Like you, we love Tumblr and what it’s come to mean for millions of people around the world. Our actions are out of love and hope for our community. We won’t always get this right, especially in the beginning, but we are determined to make your experience a positive one.

Jeff D’Onofrio
CEO

We asked you for months to fix the porn bots problem. 

I go to my blocked list and it’s still full of active porn bots. 

What you are doing right now is not solving the problem, it is blatantly lazy and purely reactionary to getting kicked off of the app store. You can claim that you are trying to better the community all you want, but it sure is convenient that you want to better the community as soon as your profits are in danger. 

Along with that, you bring up the child pornography issue simply to say “look at all this good we are doing” while also not so subtly equating adult content and child pornography to justify your move, but it’s nothing more than a deflection if it has nothing to do with your policy change, even though it is an important persistent problem that we have also been asking you for months to do something about. 

What you are doing right now in taking away any NSFW content is going to be devastating to a large percent of your user base who have created entire platforms and careers making NSFW content of consenting adults.

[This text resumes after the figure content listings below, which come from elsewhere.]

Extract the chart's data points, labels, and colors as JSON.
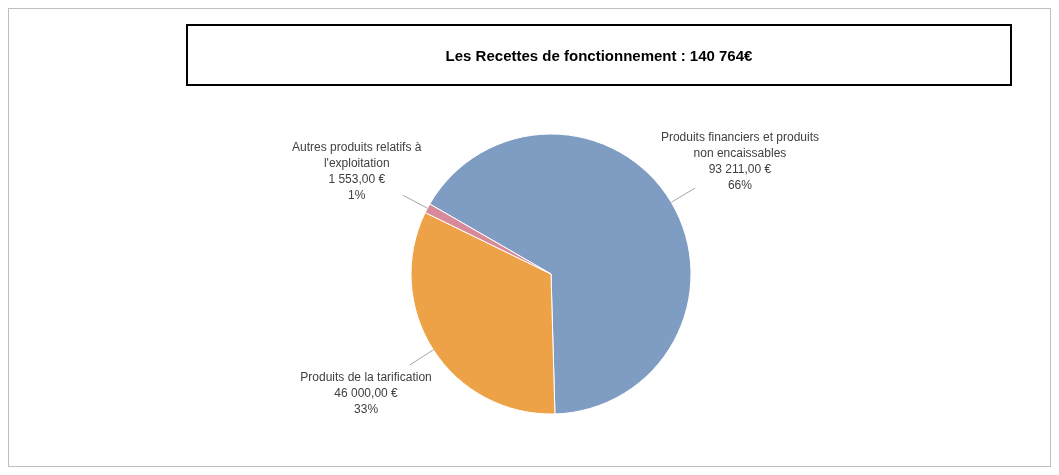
{
  "chart_data": {
    "type": "pie",
    "title": "Les Recettes de fonctionnement : 140 764€",
    "categories": [
      "Produits financiers et produits non encaissables",
      "Produits de la tarification",
      "Autres produits relatifs à l'exploitation"
    ],
    "values": [
      93211,
      46000,
      1553
    ],
    "colors": [
      "#7f9cc2",
      "#eda248",
      "#d98a9a"
    ],
    "value_labels": [
      "93 211,00 €\n66%",
      "46 000,00 €\n33%",
      "1 553,00 €\n1%"
    ],
    "legend": false
  }
}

You will also be losing a large percent of your user base who used your site for those creators. 

And you know it’s true, because you’re marking posts criticizing this move as sensitive, pushing your censorship to another level from just blocking NSFW and ship tags. 

I don’t even really post much NSFW content, but the way you are handling this so ridiculous and is driving so many people I follow off this hellsite that I’m looking at making other media platforms too. 

You did not fix the problem, and yet you want to congratulate yourself on a job well done as you remove a large part of your user base and what they came to your website for. 

Anyway @staff come at me with that sensitive content flag if you can actually manage to do it without fucking up your entire post since you apparently don’t know how to do shit on your own website. Also since you want to follow in Live Journal’s footsteps here, because you clearly don’t know your history, I hope something comes out to replace you like AO3 did after Strikethrough.